3 According to Raspall-Chaure et al.,
4 clonazepam is selected as a first-line drug in severe myoclonic epilepsy in infancy, epilepsy with continuous spike wave of slow sleep, myoclonic-astatic epilepsy, and infantile spasms, and is a second-line drug for juvenile myoclonic epilepsy and Lennox–Gastaut syndrome. Benzodiazepines can be used in refractory epilepsy such as partial, idiopathic generalized, and symptomatic/cryptogenic generalized epilepsy.
5 Clonazepam could be useful in children with refractory epilepsy because it may reduce the frequency of seizures, although a high frequency of side effects such as hypotonia, hypersalivation, and bronchial hypersecretion was observed.

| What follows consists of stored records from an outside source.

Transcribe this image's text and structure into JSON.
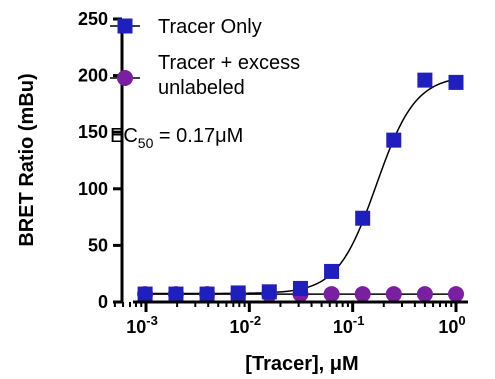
{
  "chart_data": {
    "type": "scatter",
    "x_scale": "log",
    "xlabel": "[Tracer], μM",
    "ylabel": "BRET Ratio (mBu)",
    "xlim": [
      0.0005,
      1.7
    ],
    "ylim": [
      0,
      250
    ],
    "x_ticks": [
      {
        "value": 0.001,
        "base": "10",
        "exp": "-3"
      },
      {
        "value": 0.01,
        "base": "10",
        "exp": "-2"
      },
      {
        "value": 0.1,
        "base": "10",
        "exp": "-1"
      },
      {
        "value": 1,
        "base": "10",
        "exp": "0"
      }
    ],
    "y_ticks": [
      0,
      50,
      100,
      150,
      200,
      250
    ],
    "grid": false,
    "legend_position": "top-left",
    "series": [
      {
        "name": "Tracer Only",
        "marker": "square",
        "color": "#1f1fbf",
        "x": [
          0.00098,
          0.00195,
          0.0039,
          0.0078,
          0.0156,
          0.03125,
          0.0625,
          0.125,
          0.25,
          0.5,
          1.0
        ],
        "y": [
          7,
          7,
          7,
          8,
          9,
          12,
          27,
          74,
          143,
          196,
          194
        ],
        "fit": {
          "bottom": 7.5,
          "top": 200,
          "ec50": 0.17,
          "hill": 2.3
        }
      },
      {
        "name": "Tracer + excess unlabeled",
        "marker": "circle",
        "color": "#7b1fa2",
        "x": [
          0.00098,
          0.00195,
          0.0039,
          0.0078,
          0.0156,
          0.03125,
          0.0625,
          0.125,
          0.25,
          0.5,
          1.0
        ],
        "y": [
          7,
          7,
          7,
          7,
          7,
          7,
          7,
          7,
          7,
          7,
          7
        ],
        "fit": {
          "bottom": 7,
          "top": 7
        }
      }
    ],
    "legend": [
      {
        "lines": [
          "Tracer Only"
        ]
      },
      {
        "lines": [
          "Tracer + excess",
          "unlabeled"
        ]
      }
    ],
    "annotation": {
      "prefix": "EC",
      "sub": "50",
      "suffix": " = 0.17μM"
    }
  }
}
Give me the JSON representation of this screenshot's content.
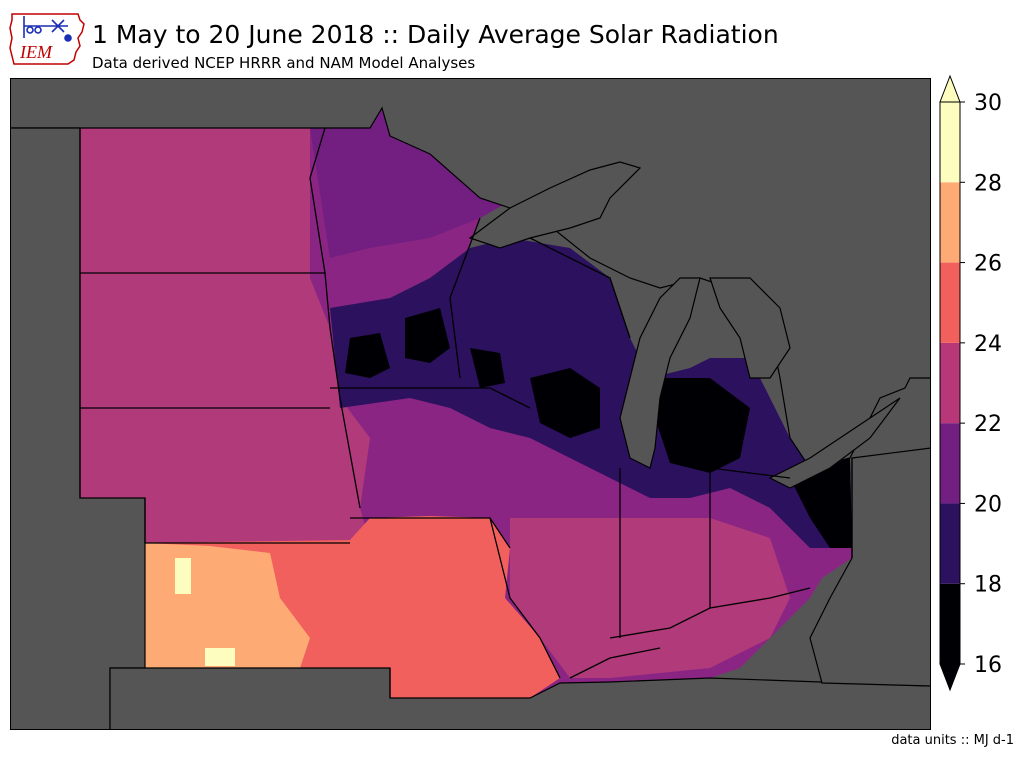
{
  "header": {
    "title": "1 May to 20 June 2018 :: Daily Average Solar Radiation",
    "subtitle": "Data derived NCEP HRRR and NAM Model Analyses",
    "logo_text": "IEM"
  },
  "colorbar": {
    "min": 16,
    "max": 30,
    "extend": "both",
    "ticks": [
      "16",
      "18",
      "20",
      "22",
      "24",
      "26",
      "28",
      "30"
    ],
    "bins": [
      {
        "from": 16,
        "to": 18,
        "color": "#000004"
      },
      {
        "from": 18,
        "to": 20,
        "color": "#2c115f"
      },
      {
        "from": 20,
        "to": 22,
        "color": "#721f81"
      },
      {
        "from": 22,
        "to": 24,
        "color": "#b73779"
      },
      {
        "from": 24,
        "to": 26,
        "color": "#f1605d"
      },
      {
        "from": 26,
        "to": 28,
        "color": "#feaa74"
      },
      {
        "from": 28,
        "to": 30,
        "color": "#fcfdbf"
      }
    ]
  },
  "map": {
    "background_color": "#555555",
    "border_color": "#000000"
  },
  "footer": {
    "units": "data units :: MJ d-1"
  }
}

6,7 Moreover, increased total sleep time, sleep efficiency, sleep stage 2, and slow-wave sleep have been shown in patients receiving clonazepam treatment.
8Here we report a 7-year-old boy who was diagnosed with refractory complex partial epilepsy, in which clonazepam was tried after multiple medications and failed to control this type of seizure. We found that seizures became more frequent, not less frequent. By analyzing the polysomnography recordings, we can see that the seizures intensively spread in non-REM sleep stage 2 before the patient took clonazepam. After the patient took clonazepam, the time of non-REM sleep stage 2 was largely prolonged, which contributed to more seizures during sleep. The schematic diagram is shown in
Figure 2.
Clonazepam is a traditional antiepileptic drug and has a long history, but its use is limited by a higher incidence of side effects as mentioned earlier as well as potential tolerance in some patients.
7 However, clonazepam is used in some cases of refractory epilepsy and epilepsy in children because neurologists generally find that seizures during sleep can be controlled by clonazepam, which is effective for seizures with a high frequency. Thus far, we have not found exacerbation of seizures after taking clonazepam due to the lengthening of non-REM sleep stage 2. Antiepileptic drugs affect the structure of sleep. Therefore, we remind neurologists to consider the distribution of ictal discharges in the polysomnography recordings and the effects of antiepileptic drugs on sleep when deciding whether to use these drugs to treat seizures during sleep. Sometimes if we do not think deeply, the measures we take will be just like an old saying in China, gilds the lily.